27.4. Vue interne des WAL
WAL est automatiquement disponible
; aucune action n'est requise de la part de l'administrateur excepté
de s'assurer que l'espace disque requis par les journaux WAL soit
présent et que tous les réglages soient faits (regardez la Section 27.3,
« Configuration de WAL »).
Les journaux WAL sont stockés dans
le répertoire pg_xlog sous le répertoire de
données, comme un ensemble de fichiers segments, chacun d'une taille
de 16 Mo généralement. Chaque segment est divisé en pages de
généralement 8 Ko. Les en-têtes de l'entrée du journal sont décrites
dans access/xlog.h ; le contenu de l'entrée
dépend du type de l'événement qui est enregistré. Les fichiers
segments sont nommés avec un chiffre qui est toujours incrémenté et
qui commence à 000000010000000000000000.
Les nombres ne bouclent pas actuellement, mais cela devrait prendre
beaucoup de temps pour épuiser le stock de nombres disponibles.

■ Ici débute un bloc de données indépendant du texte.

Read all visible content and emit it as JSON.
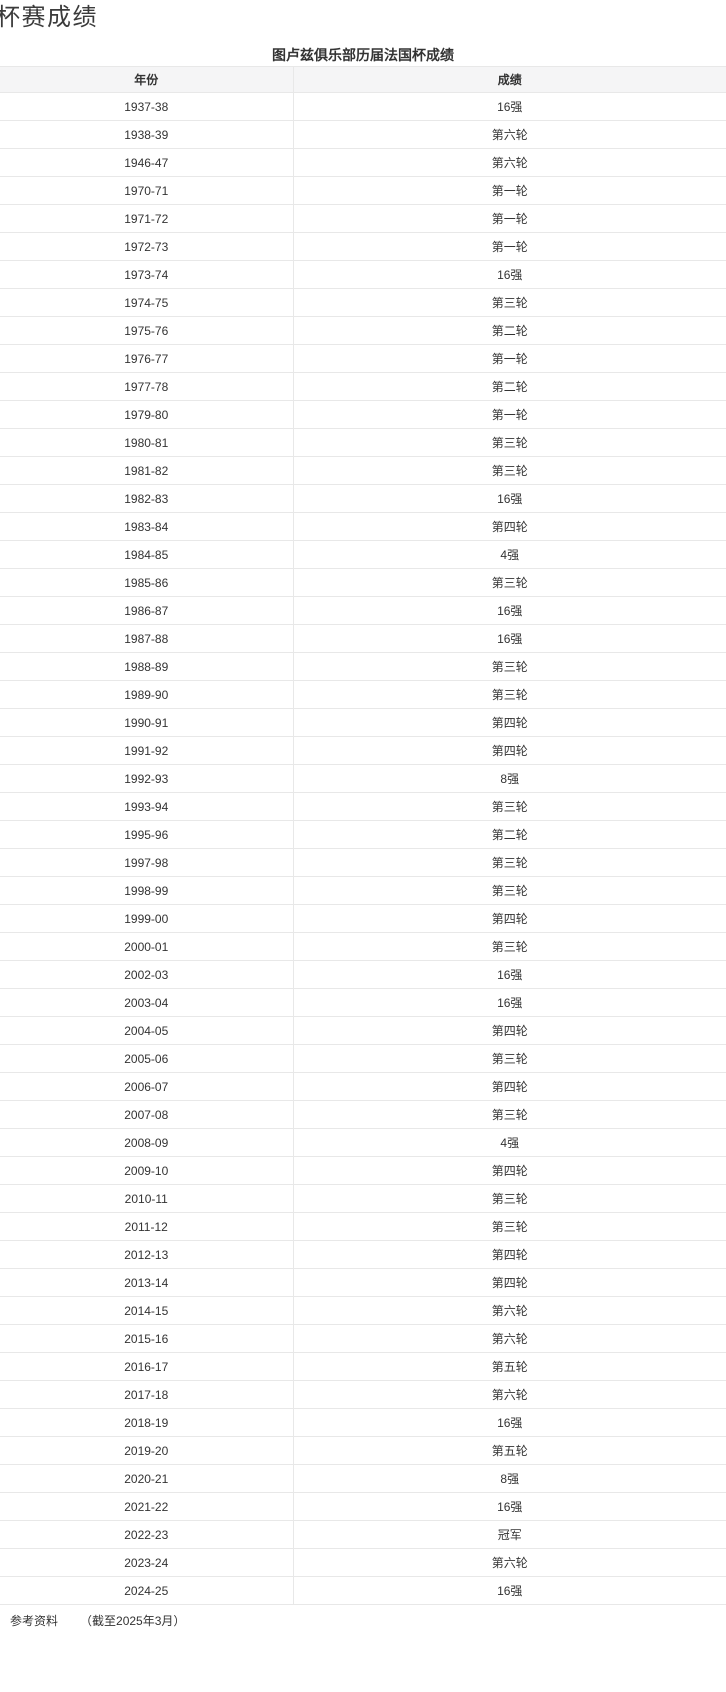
{
  "section": {
    "heading": "杯赛成绩"
  },
  "table": {
    "title": "图卢兹俱乐部历届法国杯成绩",
    "columns": [
      "年份",
      "成绩"
    ],
    "rows": [
      {
        "year": "1937-38",
        "result": "16强"
      },
      {
        "year": "1938-39",
        "result": "第六轮"
      },
      {
        "year": "1946-47",
        "result": "第六轮"
      },
      {
        "year": "1970-71",
        "result": "第一轮"
      },
      {
        "year": "1971-72",
        "result": "第一轮"
      },
      {
        "year": "1972-73",
        "result": "第一轮"
      },
      {
        "year": "1973-74",
        "result": "16强"
      },
      {
        "year": "1974-75",
        "result": "第三轮"
      },
      {
        "year": "1975-76",
        "result": "第二轮"
      },
      {
        "year": "1976-77",
        "result": "第一轮"
      },
      {
        "year": "1977-78",
        "result": "第二轮"
      },
      {
        "year": "1979-80",
        "result": "第一轮"
      },
      {
        "year": "1980-81",
        "result": "第三轮"
      },
      {
        "year": "1981-82",
        "result": "第三轮"
      },
      {
        "year": "1982-83",
        "result": "16强"
      },
      {
        "year": "1983-84",
        "result": "第四轮"
      },
      {
        "year": "1984-85",
        "result": "4强"
      },
      {
        "year": "1985-86",
        "result": "第三轮"
      },
      {
        "year": "1986-87",
        "result": "16强"
      },
      {
        "year": "1987-88",
        "result": "16强"
      },
      {
        "year": "1988-89",
        "result": "第三轮"
      },
      {
        "year": "1989-90",
        "result": "第三轮"
      },
      {
        "year": "1990-91",
        "result": "第四轮"
      },
      {
        "year": "1991-92",
        "result": "第四轮"
      },
      {
        "year": "1992-93",
        "result": "8强"
      },
      {
        "year": "1993-94",
        "result": "第三轮"
      },
      {
        "year": "1995-96",
        "result": "第二轮"
      },
      {
        "year": "1997-98",
        "result": "第三轮"
      },
      {
        "year": "1998-99",
        "result": "第三轮"
      },
      {
        "year": "1999-00",
        "result": "第四轮"
      },
      {
        "year": "2000-01",
        "result": "第三轮"
      },
      {
        "year": "2002-03",
        "result": "16强"
      },
      {
        "year": "2003-04",
        "result": "16强"
      },
      {
        "year": "2004-05",
        "result": "第四轮"
      },
      {
        "year": "2005-06",
        "result": "第三轮"
      },
      {
        "year": "2006-07",
        "result": "第四轮"
      },
      {
        "year": "2007-08",
        "result": "第三轮"
      },
      {
        "year": "2008-09",
        "result": "4强"
      },
      {
        "year": "2009-10",
        "result": "第四轮"
      },
      {
        "year": "2010-11",
        "result": "第三轮"
      },
      {
        "year": "2011-12",
        "result": "第三轮"
      },
      {
        "year": "2012-13",
        "result": "第四轮"
      },
      {
        "year": "2013-14",
        "result": "第四轮"
      },
      {
        "year": "2014-15",
        "result": "第六轮"
      },
      {
        "year": "2015-16",
        "result": "第六轮"
      },
      {
        "year": "2016-17",
        "result": "第五轮"
      },
      {
        "year": "2017-18",
        "result": "第六轮"
      },
      {
        "year": "2018-19",
        "result": "16强"
      },
      {
        "year": "2019-20",
        "result": "第五轮"
      },
      {
        "year": "2020-21",
        "result": "8强"
      },
      {
        "year": "2021-22",
        "result": "16强"
      },
      {
        "year": "2022-23",
        "result": "冠军"
      },
      {
        "year": "2023-24",
        "result": "第六轮"
      },
      {
        "year": "2024-25",
        "result": "16强"
      }
    ]
  },
  "footer": {
    "reference_label": "参考资料",
    "note": "（截至2025年3月）"
  },
  "colors": {
    "header_bg": "#f5f5f6",
    "border": "#e8e8e8",
    "text": "#333333"
  }
}
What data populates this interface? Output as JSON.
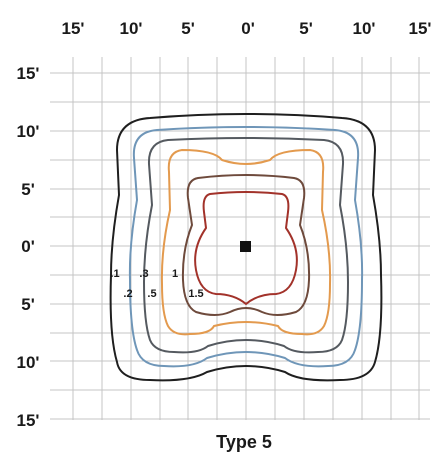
{
  "diagram": {
    "caption": "Type 5",
    "x_ticks": [
      "15'",
      "10'",
      "5'",
      "0'",
      "5'",
      "10'",
      "15'"
    ],
    "y_ticks": [
      "15'",
      "10'",
      "5'",
      "0'",
      "5'",
      "10'",
      "15'"
    ],
    "isolines": [
      {
        "label": ".1",
        "color": "#1f1f1f"
      },
      {
        "label": ".2",
        "color": "#6f96b8"
      },
      {
        "label": ".3",
        "color": "#555a60"
      },
      {
        "label": ".5",
        "color": "#e39a4e"
      },
      {
        "label": "1",
        "color": "#6e4a3c"
      },
      {
        "label": "1.5",
        "color": "#a2322a"
      }
    ],
    "center_marker": "luminaire"
  }
}
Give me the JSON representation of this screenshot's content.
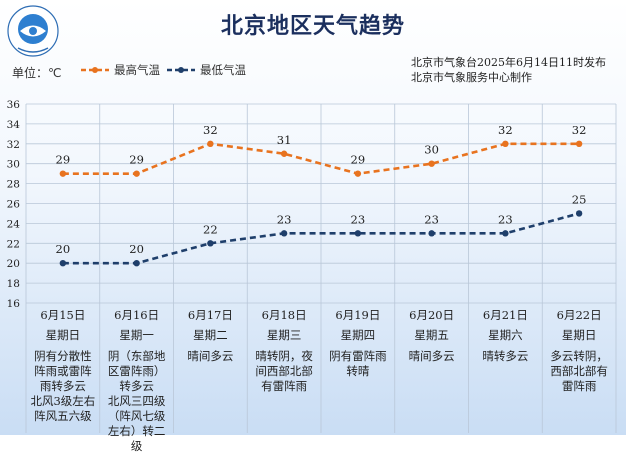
{
  "header": {
    "title": "北京地区天气趋势",
    "unit_label": "单位：℃",
    "publisher": "北京市气象台2025年6月14日11时发布",
    "producer": "北京市气象服务中心制作"
  },
  "logo": {
    "icon": "beijing-meteorological-logo-icon",
    "text": "BEIJING METEOROLOGICAL SERVICE"
  },
  "chart_data": {
    "type": "line",
    "categories": [
      "6月15日",
      "6月16日",
      "6月17日",
      "6月18日",
      "6月19日",
      "6月20日",
      "6月21日",
      "6月22日"
    ],
    "weekdays": [
      "星期日",
      "星期一",
      "星期二",
      "星期三",
      "星期四",
      "星期五",
      "星期六",
      "星期日"
    ],
    "weather": [
      "阴有分散性阵雨或雷阵雨转多云",
      "阴（东部地区雷阵雨）转多云",
      "晴间多云",
      "晴转阴，夜间西部北部有雷阵雨",
      "阴有雷阵雨转晴",
      "晴间多云",
      "晴转多云",
      "多云转阴，西部北部有雷阵雨"
    ],
    "wind": [
      "北风3级左右阵风五六级",
      "北风三四级（阵风七级左右）转二级",
      "",
      "",
      "",
      "",
      "",
      ""
    ],
    "series": [
      {
        "name": "最高气温",
        "values": [
          29,
          29,
          32,
          31,
          29,
          30,
          32,
          32
        ],
        "color": "#e8731f"
      },
      {
        "name": "最低气温",
        "values": [
          20,
          20,
          22,
          23,
          23,
          23,
          23,
          25
        ],
        "color": "#1f3f6b"
      }
    ],
    "yticks": [
      16,
      18,
      20,
      22,
      24,
      26,
      28,
      30,
      32,
      34,
      36
    ],
    "ylim": [
      16,
      36
    ],
    "grid": true,
    "legend_position": "top"
  }
}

Il est avantageux que le journal soit situé sur un autre disque que
celui des fichiers principaux de la base de données. Cela peut se
réaliser en déplaçant le répertoire pg_xlog
vers un autre emplacement (alors que le serveur est arrêté,
naturellement) et en créant un lien symbolique de l'endroit d'origine
dans le répertoire principal de données au nouvel emplacement.
Le but de WAL, s'assurer que le
journal est écrit avant l'altération des entrées dans la base, peut
être mis en échec par les lecteurs des disques qui faussement
rapportent une écriture réussie au noyau quand, en fait, ils ont
seulement mis en cache les données et ne les ont pas encore stockées
sur le disque. Une coupure de courant dans ce genre de situation peut
toujours mener à la corruption irrécupérable des données. Les
administrateurs devraient s'assurer que les disques contenant les
journaux WAL de PostgreSQL™ ne produisent pas ce genre de
faux rapports.
Après qu'un point de contrôle ait été fait et que le journal ait été
écrit, la position du point de contrôle est sauvegardée dans le
fichier pg_control. Donc, quand la
restauration doit être faite, le serveur lit en premier pg_control et ensuite l'entrée du point de contrôle ;
ensuite, il exécute l'opération REDO en parcourant vers l'avant à
partir de la position du journal indiquée dans l'entrée du point de
contrôle. Parce que l'ensemble du contenu des pages de données est
sauvegardé dans le journal à la première modification de page après
un point de contrôle, toutes les pages changées depuis le point de
contrôle seront restaurées dans un état cohérent.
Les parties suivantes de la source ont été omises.